Marjorie Hudson is a Road Scholar with the NC Humanities Council. She lectures on the following topics to library, community, and university groups throughout North Carolina. The talks are available free by contacting Carolyn Allen: email@example.com
Hudson is also available for book talks, readings, literary festivals, and classroom lectures. Her standard fee is $500 – $750 per day.
George Moses Horton: Uncovering and Celebrating Black History
About every 30 years, some scholar “discovers” George Moses Horton, the first black man to publish a book while living as a slave. Usually, the new fame is short lived. Marjorie Hudson, whose farm is within five miles of Horton’s dwelling place in Chatham County, has determined his story is one which should not be forgotten. In this program, Hudson talks about her research methods and her discoveries in uncovering and celebrating the fascinating life and poetry of this accomplished man.
Virginia Dare in Fact and Fancy
Virginia Dare is a historical figure dimly remembered more than 400 years after her birth. She was the first English child born on American soil, part of the disastrous Lost Colony of Sir Walter Raleigh which disappeared into a shroud of mystery shortly after she was born. A close scrutiny of new research in archaeology and dendrochronology has revealed new theories that may result in a solution to the mystery before long. More than that, however, the tangle of legends, oral histories, Native American connections, and even pop culture that have built around Virginia Dare over four centuries are astonishing and entertaining. and even amusing. In this program, Marjorie Hudson explores new research and old legends, from the uncovering of the Kendall ring to her discovery of pop culture items on E-bay and her collection of “Virginia Dare” autographs from living persons named for a child shrouded in mystery.

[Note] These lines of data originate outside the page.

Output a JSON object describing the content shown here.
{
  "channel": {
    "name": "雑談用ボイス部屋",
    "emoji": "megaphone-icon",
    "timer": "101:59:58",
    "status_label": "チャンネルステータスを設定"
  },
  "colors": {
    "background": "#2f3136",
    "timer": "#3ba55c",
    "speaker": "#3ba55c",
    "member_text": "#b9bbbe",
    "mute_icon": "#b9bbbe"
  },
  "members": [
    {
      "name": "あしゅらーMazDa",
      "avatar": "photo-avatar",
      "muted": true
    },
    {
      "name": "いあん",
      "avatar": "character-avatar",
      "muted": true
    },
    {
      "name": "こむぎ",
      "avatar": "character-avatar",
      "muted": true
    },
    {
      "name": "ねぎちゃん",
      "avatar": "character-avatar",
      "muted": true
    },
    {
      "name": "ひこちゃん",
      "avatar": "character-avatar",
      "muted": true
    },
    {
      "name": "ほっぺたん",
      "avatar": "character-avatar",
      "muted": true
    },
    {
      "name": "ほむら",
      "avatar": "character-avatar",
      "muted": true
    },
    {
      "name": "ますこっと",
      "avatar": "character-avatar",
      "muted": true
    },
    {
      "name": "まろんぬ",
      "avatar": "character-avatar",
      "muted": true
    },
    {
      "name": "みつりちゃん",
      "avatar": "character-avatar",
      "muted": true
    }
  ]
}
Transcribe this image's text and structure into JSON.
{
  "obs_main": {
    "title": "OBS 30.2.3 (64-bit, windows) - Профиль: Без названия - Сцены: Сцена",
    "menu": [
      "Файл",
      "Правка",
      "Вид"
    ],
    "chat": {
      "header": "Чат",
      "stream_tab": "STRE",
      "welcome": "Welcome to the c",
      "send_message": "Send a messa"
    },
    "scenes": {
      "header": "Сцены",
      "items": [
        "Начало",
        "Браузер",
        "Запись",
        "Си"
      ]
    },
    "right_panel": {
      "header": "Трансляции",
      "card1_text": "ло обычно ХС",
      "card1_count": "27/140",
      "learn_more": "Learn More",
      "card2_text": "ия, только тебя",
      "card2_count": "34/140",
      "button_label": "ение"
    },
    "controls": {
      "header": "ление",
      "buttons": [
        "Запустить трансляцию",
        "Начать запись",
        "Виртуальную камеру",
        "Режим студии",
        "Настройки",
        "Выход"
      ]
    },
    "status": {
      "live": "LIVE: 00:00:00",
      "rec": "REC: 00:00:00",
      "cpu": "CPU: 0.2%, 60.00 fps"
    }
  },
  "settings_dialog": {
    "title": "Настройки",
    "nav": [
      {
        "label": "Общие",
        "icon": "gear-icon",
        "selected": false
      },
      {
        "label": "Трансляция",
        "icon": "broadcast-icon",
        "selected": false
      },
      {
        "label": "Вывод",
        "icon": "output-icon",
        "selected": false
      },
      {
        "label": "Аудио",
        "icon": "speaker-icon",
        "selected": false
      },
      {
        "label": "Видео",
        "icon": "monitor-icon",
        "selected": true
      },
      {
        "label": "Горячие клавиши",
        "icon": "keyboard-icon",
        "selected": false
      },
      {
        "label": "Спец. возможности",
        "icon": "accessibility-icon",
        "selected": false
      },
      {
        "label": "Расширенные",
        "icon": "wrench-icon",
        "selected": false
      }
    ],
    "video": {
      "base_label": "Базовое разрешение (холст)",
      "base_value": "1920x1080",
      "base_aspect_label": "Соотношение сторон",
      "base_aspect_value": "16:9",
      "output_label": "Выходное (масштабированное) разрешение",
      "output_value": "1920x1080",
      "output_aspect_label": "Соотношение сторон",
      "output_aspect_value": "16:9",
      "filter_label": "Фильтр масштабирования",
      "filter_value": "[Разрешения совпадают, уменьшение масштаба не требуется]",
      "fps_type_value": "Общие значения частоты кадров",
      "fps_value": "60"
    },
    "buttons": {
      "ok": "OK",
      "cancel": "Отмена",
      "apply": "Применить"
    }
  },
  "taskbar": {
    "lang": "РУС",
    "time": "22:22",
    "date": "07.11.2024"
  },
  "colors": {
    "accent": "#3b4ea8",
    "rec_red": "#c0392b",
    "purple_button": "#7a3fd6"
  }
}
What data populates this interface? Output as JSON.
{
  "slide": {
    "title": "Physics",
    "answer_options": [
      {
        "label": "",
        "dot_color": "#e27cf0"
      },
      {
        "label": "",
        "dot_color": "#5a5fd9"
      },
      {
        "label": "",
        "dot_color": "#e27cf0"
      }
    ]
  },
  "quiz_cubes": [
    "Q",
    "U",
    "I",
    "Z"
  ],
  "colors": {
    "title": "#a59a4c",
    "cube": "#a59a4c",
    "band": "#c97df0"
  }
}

Mosaic Writing: Using Fiction, Poetry, and Memoir in Creative Nonfiction*
Marjorie Hudson thought she was writing a history book when she took on the subject of Virginia Dare and the Lost Colony in the 2002 Searching for Virginia Dare: A Fool’s Errand, Instead, the haunting subject, full of missing children, grieving fathers, lost nations of Native Americans, and 400 years of legends, inspired her to draw on her fiction, poetry, and memoir writing skills to tell the story. In this program, Hudson reads from her book and talks about her decision-making process as a writer and researcher. She also discusses how to use text fragments and voice as tile and grout to make a mosaic that creates a satisfying whole picture.
*This program includes writing exercises if requested.